MySQL Bugs: #84590: mysql relaylog transfers very slowly (200k/sec), mysqld 50% load, cause unknown

Bug #84590	mysql relaylog transfers very slowly (200k/sec), mysqld 50% load, cause unknown
Submitted:	20 Jan 2017 20:20	Modified:	20 Mar 2017 14:52
Reporter:	Oregano Jim	Email Updates:
Status:	No Feedback	Impact on me:	None
Category:	MySQL Server	Severity:	S3 (Non-critical)
Version:	5.6.35 and .28	OS:	Ubuntu
Assigned to:		CPU Architecture:	Any
Tags:	replication

Description:
After several days of testing, I can't see what is causing this.

There are two slave servers, and a master.

Master is running Ubuntu 14.04, and MySQL community edition 5.6.28.

Slaves are running Ubuntu 16.04, with the same -- and, I've tried 5.6.35 too.

Nothing seems amiss. However, even with the SQL thread off, the IO thread copies logfiles from the master exceptionally slow. 200kbytes/sec on a good day.

Steps taken to eliminate network as the cause:

- used mysqlbinlog to download the file directly -- speed is fine.
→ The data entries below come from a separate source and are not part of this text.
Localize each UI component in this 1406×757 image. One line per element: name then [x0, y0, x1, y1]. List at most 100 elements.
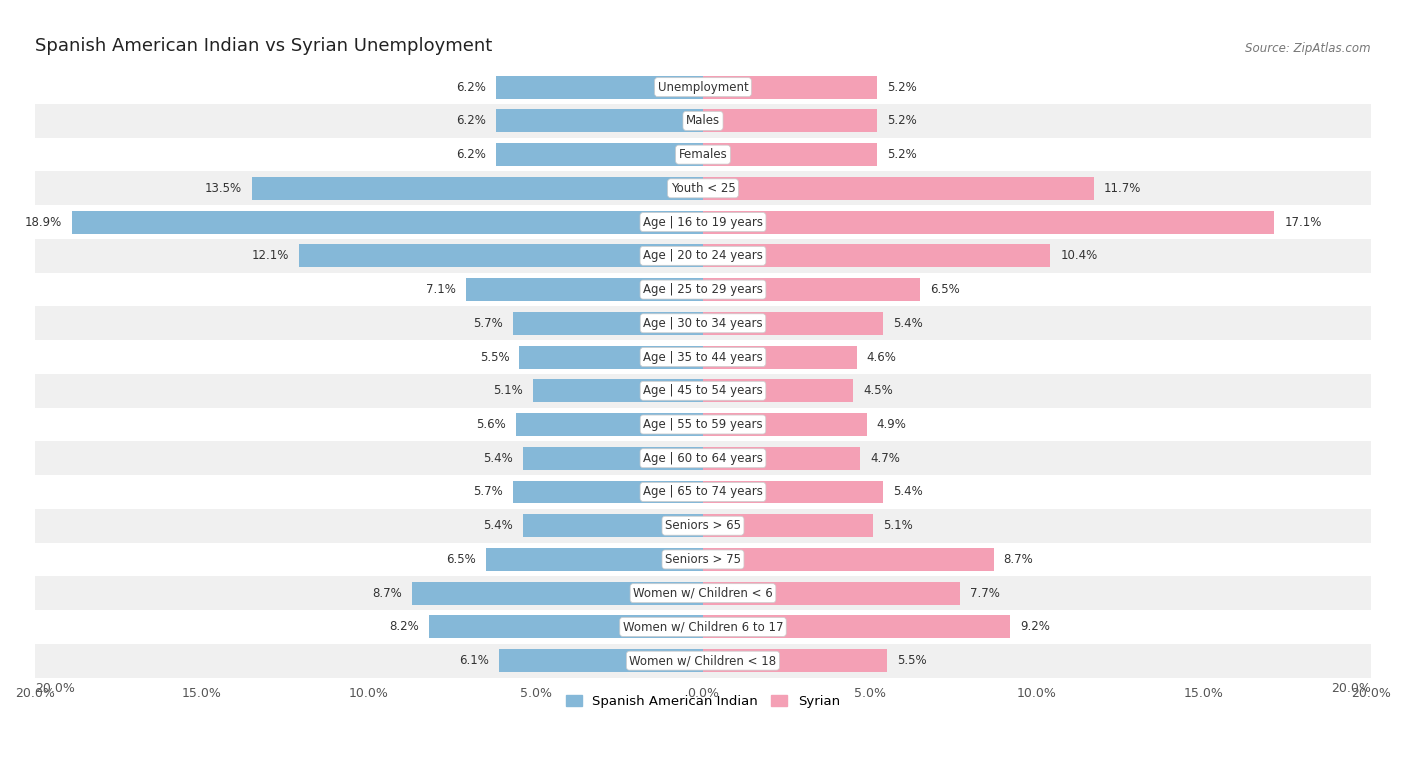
- Text: 6.2%: 6.2%: [456, 114, 486, 127]
- Text: Age | 16 to 19 years: Age | 16 to 19 years: [643, 216, 763, 229]
- Bar: [35, 441, 1371, 475]
- Bar: [35, 70, 1371, 104]
- Bar: [496, 143, 703, 166]
- Text: Age | 60 to 64 years: Age | 60 to 64 years: [643, 452, 763, 465]
- Text: 5.4%: 5.4%: [893, 485, 924, 498]
- Bar: [35, 273, 1371, 307]
- Text: Age | 35 to 44 years: Age | 35 to 44 years: [643, 350, 763, 363]
- Bar: [516, 413, 703, 436]
- Bar: [533, 379, 703, 402]
- Bar: [703, 312, 883, 335]
- Text: 11.7%: 11.7%: [1104, 182, 1142, 195]
- Text: 6.5%: 6.5%: [446, 553, 475, 566]
- Text: 6.5%: 6.5%: [931, 283, 960, 296]
- Bar: [519, 345, 703, 369]
- Text: Age | 45 to 54 years: Age | 45 to 54 years: [643, 385, 763, 397]
- Bar: [523, 514, 703, 537]
- Bar: [703, 514, 873, 537]
- Text: 5.5%: 5.5%: [479, 350, 509, 363]
- Text: 20.0%: 20.0%: [1331, 681, 1371, 695]
- Bar: [703, 581, 960, 605]
- Text: 5.7%: 5.7%: [472, 485, 502, 498]
- Bar: [496, 76, 703, 98]
- Text: Youth < 25: Youth < 25: [671, 182, 735, 195]
- Bar: [299, 245, 703, 267]
- Text: 7.1%: 7.1%: [426, 283, 456, 296]
- Text: Spanish American Indian vs Syrian Unemployment: Spanish American Indian vs Syrian Unempl…: [35, 37, 492, 55]
- Text: 8.7%: 8.7%: [373, 587, 402, 600]
- Text: 5.2%: 5.2%: [887, 114, 917, 127]
- Text: Females: Females: [679, 148, 727, 161]
- Bar: [35, 374, 1371, 407]
- Text: 4.5%: 4.5%: [863, 385, 893, 397]
- Bar: [35, 138, 1371, 172]
- Text: Source: ZipAtlas.com: Source: ZipAtlas.com: [1246, 42, 1371, 55]
- Text: 5.4%: 5.4%: [893, 316, 924, 330]
- Text: Age | 65 to 74 years: Age | 65 to 74 years: [643, 485, 763, 498]
- Bar: [499, 650, 703, 672]
- Text: 7.7%: 7.7%: [970, 587, 1000, 600]
- Bar: [703, 650, 887, 672]
- Text: 5.2%: 5.2%: [887, 148, 917, 161]
- Bar: [703, 615, 1011, 638]
- Text: 5.2%: 5.2%: [887, 81, 917, 94]
- Bar: [703, 548, 994, 571]
- Text: 4.6%: 4.6%: [866, 350, 897, 363]
- Bar: [35, 104, 1371, 138]
- Text: 9.2%: 9.2%: [1021, 621, 1050, 634]
- Bar: [35, 610, 1371, 643]
- Bar: [703, 278, 920, 301]
- Bar: [513, 481, 703, 503]
- Bar: [523, 447, 703, 469]
- Text: 20.0%: 20.0%: [35, 681, 75, 695]
- Bar: [252, 177, 703, 200]
- Bar: [703, 143, 877, 166]
- Text: 5.5%: 5.5%: [897, 654, 927, 667]
- Bar: [35, 509, 1371, 543]
- Text: 5.4%: 5.4%: [482, 452, 513, 465]
- Text: Age | 20 to 24 years: Age | 20 to 24 years: [643, 249, 763, 263]
- Text: 10.4%: 10.4%: [1060, 249, 1098, 263]
- Bar: [703, 413, 866, 436]
- Bar: [703, 447, 860, 469]
- Text: 8.2%: 8.2%: [389, 621, 419, 634]
- Text: 18.9%: 18.9%: [24, 216, 62, 229]
- Bar: [35, 407, 1371, 441]
- Text: Seniors > 75: Seniors > 75: [665, 553, 741, 566]
- Text: 12.1%: 12.1%: [252, 249, 288, 263]
- Bar: [513, 312, 703, 335]
- Bar: [35, 307, 1371, 340]
- Bar: [703, 110, 877, 132]
- Bar: [703, 177, 1094, 200]
- Bar: [465, 278, 703, 301]
- Text: Seniors > 65: Seniors > 65: [665, 519, 741, 532]
- Text: Unemployment: Unemployment: [658, 81, 748, 94]
- Text: 17.1%: 17.1%: [1284, 216, 1322, 229]
- Bar: [703, 210, 1274, 234]
- Bar: [35, 475, 1371, 509]
- Bar: [72, 210, 703, 234]
- Text: Women w/ Children 6 to 17: Women w/ Children 6 to 17: [623, 621, 783, 634]
- Bar: [35, 239, 1371, 273]
- Text: Age | 25 to 29 years: Age | 25 to 29 years: [643, 283, 763, 296]
- Bar: [486, 548, 703, 571]
- Text: 5.1%: 5.1%: [883, 519, 912, 532]
- Text: 5.1%: 5.1%: [494, 385, 523, 397]
- Text: 8.7%: 8.7%: [1004, 553, 1033, 566]
- Text: Males: Males: [686, 114, 720, 127]
- Bar: [703, 245, 1050, 267]
- Text: 13.5%: 13.5%: [205, 182, 242, 195]
- Bar: [703, 345, 856, 369]
- Bar: [429, 615, 703, 638]
- Text: Age | 30 to 34 years: Age | 30 to 34 years: [643, 316, 763, 330]
- Text: 4.9%: 4.9%: [877, 418, 907, 431]
- Bar: [35, 543, 1371, 576]
- Bar: [412, 581, 703, 605]
- Bar: [703, 481, 883, 503]
- Bar: [35, 205, 1371, 239]
- Text: 5.4%: 5.4%: [482, 519, 513, 532]
- Text: 6.2%: 6.2%: [456, 81, 486, 94]
- Text: 5.6%: 5.6%: [477, 418, 506, 431]
- Text: 6.2%: 6.2%: [456, 148, 486, 161]
- Text: Age | 55 to 59 years: Age | 55 to 59 years: [643, 418, 763, 431]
The hope was to eliminate anything having to do with the router + port 3306

- switched to an alternate NIC card for replication, which uses a different router.. speed still slow

- used scp to test speed, it was OK. Then used an ssh tunnel, and replicated through that. The hope was to eliminate even more potential edgecases.. still, replication was slow

- mysqld is generally pegged at 50%. these are on modern, multi-core servers.. and with only the IO thread running

- swap is not an issue. 0 swap is used, swappiness=0, and mysql is using hugepages. server has 100G+, and has 7G reported free in free/top

- IO is not an issue, and top 'wa' reports almost no wait (sometimes 5% on one core) when SQL thread, and IO thread is on

- verified IO with iostat, not to mention that normal scp/rsync/mysqlbinlog download files instantly

- no queries are being run on these slaves right now -- it's just replication

- strace didn't show anything that popped up as a 'big deal'

I'm not sure where to go from here.

I believe this is a mysqld bug.

How to repeat:
This bug is repeatable with two servers, with different hardware configurations.

Hi!

What you report looks more like OS problem, configuration problem and hardware problem.
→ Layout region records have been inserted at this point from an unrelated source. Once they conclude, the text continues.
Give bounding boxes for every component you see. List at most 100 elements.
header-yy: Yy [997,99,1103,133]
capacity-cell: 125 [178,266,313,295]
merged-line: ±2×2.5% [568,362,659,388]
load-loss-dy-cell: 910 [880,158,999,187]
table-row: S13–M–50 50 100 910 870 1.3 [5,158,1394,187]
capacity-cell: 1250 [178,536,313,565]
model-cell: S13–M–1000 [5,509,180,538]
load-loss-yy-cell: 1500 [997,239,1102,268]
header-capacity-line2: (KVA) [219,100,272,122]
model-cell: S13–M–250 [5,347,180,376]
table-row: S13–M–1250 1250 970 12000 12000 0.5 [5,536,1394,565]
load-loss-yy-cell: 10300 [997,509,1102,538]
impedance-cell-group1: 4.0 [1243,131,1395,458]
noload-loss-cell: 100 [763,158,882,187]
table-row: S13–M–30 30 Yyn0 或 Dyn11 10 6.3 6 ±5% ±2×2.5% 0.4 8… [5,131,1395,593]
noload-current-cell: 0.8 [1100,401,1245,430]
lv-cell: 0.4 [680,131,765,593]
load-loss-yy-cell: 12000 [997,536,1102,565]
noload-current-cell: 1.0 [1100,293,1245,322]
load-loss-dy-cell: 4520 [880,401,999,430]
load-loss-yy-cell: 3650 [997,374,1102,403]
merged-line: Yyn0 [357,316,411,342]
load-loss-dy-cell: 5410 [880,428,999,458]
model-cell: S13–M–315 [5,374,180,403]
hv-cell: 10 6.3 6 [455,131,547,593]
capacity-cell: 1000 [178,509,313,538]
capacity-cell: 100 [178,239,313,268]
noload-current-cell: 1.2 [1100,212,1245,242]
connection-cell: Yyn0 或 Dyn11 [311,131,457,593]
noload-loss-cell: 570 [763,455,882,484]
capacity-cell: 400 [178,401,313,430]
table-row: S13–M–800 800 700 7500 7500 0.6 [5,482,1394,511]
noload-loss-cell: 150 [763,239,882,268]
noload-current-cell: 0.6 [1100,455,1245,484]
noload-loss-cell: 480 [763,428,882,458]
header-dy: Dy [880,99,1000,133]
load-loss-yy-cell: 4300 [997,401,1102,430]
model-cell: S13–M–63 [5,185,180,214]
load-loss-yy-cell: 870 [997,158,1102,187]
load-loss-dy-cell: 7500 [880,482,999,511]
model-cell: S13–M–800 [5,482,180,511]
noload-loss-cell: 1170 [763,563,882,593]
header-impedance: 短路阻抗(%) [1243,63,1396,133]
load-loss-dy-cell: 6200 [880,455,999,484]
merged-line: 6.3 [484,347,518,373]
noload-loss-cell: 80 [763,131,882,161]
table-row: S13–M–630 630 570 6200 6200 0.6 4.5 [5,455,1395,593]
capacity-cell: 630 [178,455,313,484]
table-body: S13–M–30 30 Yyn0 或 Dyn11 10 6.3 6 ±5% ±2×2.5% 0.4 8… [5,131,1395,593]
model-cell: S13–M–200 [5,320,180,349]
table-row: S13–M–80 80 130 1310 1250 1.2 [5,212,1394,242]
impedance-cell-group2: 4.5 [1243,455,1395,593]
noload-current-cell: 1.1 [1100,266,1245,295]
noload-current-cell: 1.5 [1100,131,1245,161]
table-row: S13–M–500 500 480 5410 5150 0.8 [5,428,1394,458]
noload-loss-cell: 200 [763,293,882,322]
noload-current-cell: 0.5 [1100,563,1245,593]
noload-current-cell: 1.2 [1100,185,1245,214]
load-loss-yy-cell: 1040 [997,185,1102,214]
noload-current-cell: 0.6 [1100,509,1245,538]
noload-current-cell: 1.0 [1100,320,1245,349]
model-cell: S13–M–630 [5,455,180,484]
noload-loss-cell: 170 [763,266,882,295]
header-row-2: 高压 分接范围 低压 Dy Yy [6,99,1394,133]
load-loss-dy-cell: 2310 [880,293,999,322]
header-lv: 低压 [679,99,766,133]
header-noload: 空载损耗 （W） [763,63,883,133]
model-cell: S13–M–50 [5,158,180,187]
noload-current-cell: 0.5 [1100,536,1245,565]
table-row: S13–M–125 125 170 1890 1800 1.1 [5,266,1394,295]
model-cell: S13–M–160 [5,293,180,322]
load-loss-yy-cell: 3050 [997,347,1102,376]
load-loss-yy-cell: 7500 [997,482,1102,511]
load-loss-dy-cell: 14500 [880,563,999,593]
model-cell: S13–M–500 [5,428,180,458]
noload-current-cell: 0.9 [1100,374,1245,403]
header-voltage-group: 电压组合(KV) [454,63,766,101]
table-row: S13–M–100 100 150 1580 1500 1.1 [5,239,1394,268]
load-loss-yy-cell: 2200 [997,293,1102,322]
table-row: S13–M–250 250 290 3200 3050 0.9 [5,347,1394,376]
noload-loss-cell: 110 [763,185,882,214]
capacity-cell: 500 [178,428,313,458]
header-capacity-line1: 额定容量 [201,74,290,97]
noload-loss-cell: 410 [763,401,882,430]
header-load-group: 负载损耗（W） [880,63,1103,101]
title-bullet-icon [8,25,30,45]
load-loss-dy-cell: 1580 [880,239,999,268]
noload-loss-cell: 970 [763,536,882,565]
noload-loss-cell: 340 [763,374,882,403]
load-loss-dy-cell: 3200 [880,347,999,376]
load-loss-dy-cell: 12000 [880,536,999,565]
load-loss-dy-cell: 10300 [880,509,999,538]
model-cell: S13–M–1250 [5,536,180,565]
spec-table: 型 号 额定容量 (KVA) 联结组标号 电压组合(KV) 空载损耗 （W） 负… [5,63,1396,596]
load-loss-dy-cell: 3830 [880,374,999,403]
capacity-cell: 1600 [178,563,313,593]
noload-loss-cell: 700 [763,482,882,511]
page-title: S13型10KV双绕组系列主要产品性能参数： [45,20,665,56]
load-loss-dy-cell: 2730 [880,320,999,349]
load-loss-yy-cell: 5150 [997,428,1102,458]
It is expected behavior, that copying of the file is much, much faster then constant retrieval from the master, transaction by transaction. Next, you have 7 % of free space on your disc. Thus you are running into the fragmentation problems. Last, but not least, proper design of the network with 1 GB ethernet and very fast switches is a must in a configuration like this.

Your report does not seem to contain any repeatable test case, hence you do not seem to report any bug. Do note that this is not a forum for free support, but only a vehicle for reporting bugs, by providing full and repeatable test cases that can be repeated on any network and hardware configuration. Bug can be also OS related, but then we also require repeatable test case.

Hi!

Your report still does not contain a semblance of the repeatable test cases. This however does not mean that we have not done our internal measurements, for the purposes of the improvements , quality control, research and commercial support.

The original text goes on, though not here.